On Fri, 2007-09-28 at 17:02 -0700, Howard Chu wrote:
Stelios Grigoriadis wrote:
I have upgraded openldap to latest stable version (2.3.38) and used Berkeley DB version 4.5.20. The problem remains. I realize my analisys wasn't correct since, as Howard Chu pointed out, the CSN contains both a timestamp and a counter. So the entryCSN:s are unique.
But, the problem remains and I have no idea why this happens. I somehow still suspect that the problem still is in the initial phase of the sync operation (refresh stage). It might be that, some of the not-yet committed modifications don't make it into the result set in the search operation. Later after another entry is added, the "lost" entries are never to be synced over.
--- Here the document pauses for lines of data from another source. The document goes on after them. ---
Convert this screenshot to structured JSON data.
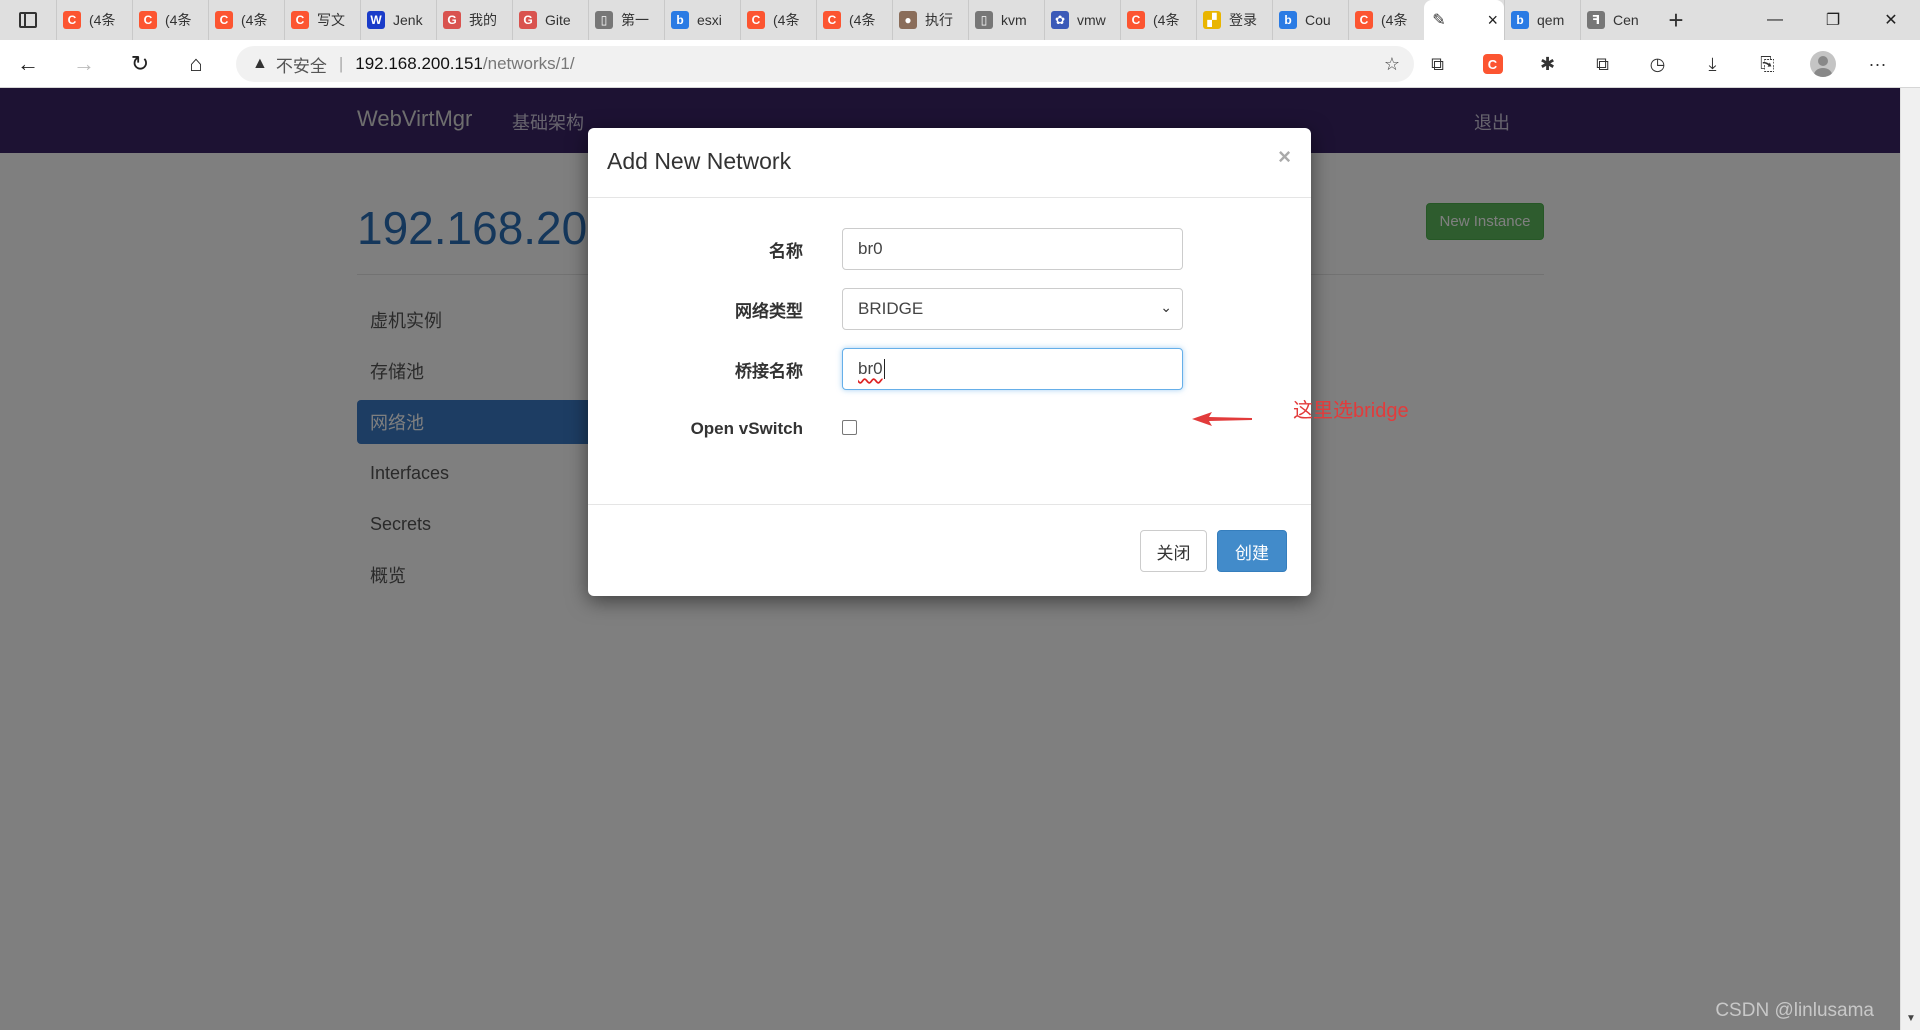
{
  "browser": {
    "tabs": [
      {
        "title": "(4条",
        "favicon": "C",
        "color": "#fc5531"
      },
      {
        "title": "(4条",
        "favicon": "C",
        "color": "#fc5531"
      },
      {
        "title": "(4条",
        "favicon": "C",
        "color": "#fc5531"
      },
      {
        "title": "写文",
        "favicon": "C",
        "color": "#fc5531"
      },
      {
        "title": "Jenk",
        "favicon": "W",
        "color": "#1a3cc9"
      },
      {
        "title": "我的",
        "favicon": "G",
        "color": "#d9534f"
      },
      {
        "title": "Gite",
        "favicon": "G",
        "color": "#d9534f"
      },
      {
        "title": "第一",
        "favicon": "▯",
        "color": "#777777"
      },
      {
        "title": "esxi",
        "favicon": "b",
        "color": "#2a7be4"
      },
      {
        "title": "(4条",
        "favicon": "C",
        "color": "#fc5531"
      },
      {
        "title": "(4条",
        "favicon": "C",
        "color": "#fc5531"
      },
      {
        "title": "执行",
        "favicon": "●",
        "color": "#8a6d5a"
      },
      {
        "title": "kvm",
        "favicon": "▯",
        "color": "#777777"
      },
      {
        "title": "vmw",
        "favicon": "✿",
        "color": "#3b5ab8"
      },
      {
        "title": "(4条",
        "favicon": "C",
        "color": "#fc5531"
      },
      {
        "title": "登录",
        "favicon": "▞",
        "color": "#e9b500"
      },
      {
        "title": "Cou",
        "favicon": "b",
        "color": "#2a7be4"
      },
      {
        "title": "(4条",
        "favicon": "C",
        "color": "#fc5531"
      }
    ],
    "active_tab": {
      "favicon": "✎",
      "close": "×"
    },
    "tabs_after": [
      {
        "title": "qem",
        "favicon": "b",
        "color": "#2a7be4"
      },
      {
        "title": "Cen",
        "favicon": "ꟻ",
        "color": "#777777"
      }
    ],
    "new_tab": "+",
    "window_controls": {
      "minimize": "—",
      "restore": "❐",
      "close": "✕"
    },
    "address": {
      "warning_icon": "▲",
      "insecure_label": "不安全",
      "separator": "|",
      "host": "192.168.200.151",
      "path": "/networks/1/"
    },
    "toolbar_glyphs": {
      "back": "←",
      "forward": "→",
      "reload": "↻",
      "home": "⌂",
      "favorite": "☆",
      "extension": "⧉",
      "csdn": "C",
      "puzzle": "✱",
      "collections": "⧉",
      "history": "◷",
      "download": "⤓",
      "share": "⎘",
      "more": "···"
    }
  },
  "app": {
    "brand": "WebVirtMgr",
    "nav_infrastructure": "基础架构",
    "logout": "退出",
    "host_title": "192.168.200.151",
    "new_instance": "New Instance",
    "side_menu": [
      "虚机实例",
      "存储池",
      "网络池",
      "Interfaces",
      "Secrets",
      "概览"
    ],
    "active_menu_index": 2
  },
  "modal": {
    "title": "Add New Network",
    "close": "×",
    "fields": {
      "name_label": "名称",
      "name_value": "br0",
      "type_label": "网络类型",
      "type_value": "BRIDGE",
      "bridge_label": "桥接名称",
      "bridge_value": "br0",
      "ovs_label": "Open vSwitch",
      "ovs_checked": false
    },
    "close_button": "关闭",
    "create_button": "创建"
  },
  "annotation": {
    "text": "这里选bridge",
    "color": "#e23b3b"
  },
  "watermark": "CSDN @linlusama"
}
This also cannot be the cause. The contextCSN is snapshotted at the beginning of a refresh. Only updates between the consumer's cookie CSN and the snapshot CSN are sent to the consumer. Any entries added during this refresh will be excluded from the update, and the consumer will then record the snapshot CSN. Any entries the consumer didn't pick up in this refresh pass will be picked up in the next refresh.
I agree with you, I just didn't see the "next refresh" in the code. I thought it refreshed only once and then the master would write back all subsequent changes (syncprov_op_response -> syncprov_qstart etc.)
I will test some more and try to provide more information. I have a test program that generates this problem but it is a little cumbersome. I will try to slim it down and use more common schema elements before posting it.
That will certainly help.
The setup to reproduce the error is as follows: 1 master, 3 replicas.
1. Start the replicas. 2. Start the program that adds persons (parallell_stress_simple.sh). Actually a script that starts a number of processes (add_person.c) on different machines that add persons. 3. Start the master. 4. When the script completes, compare the number of added entries in the master and replicas.
To Quanah Gibson-Mount: The slapd.conf i also provided.
/Stelios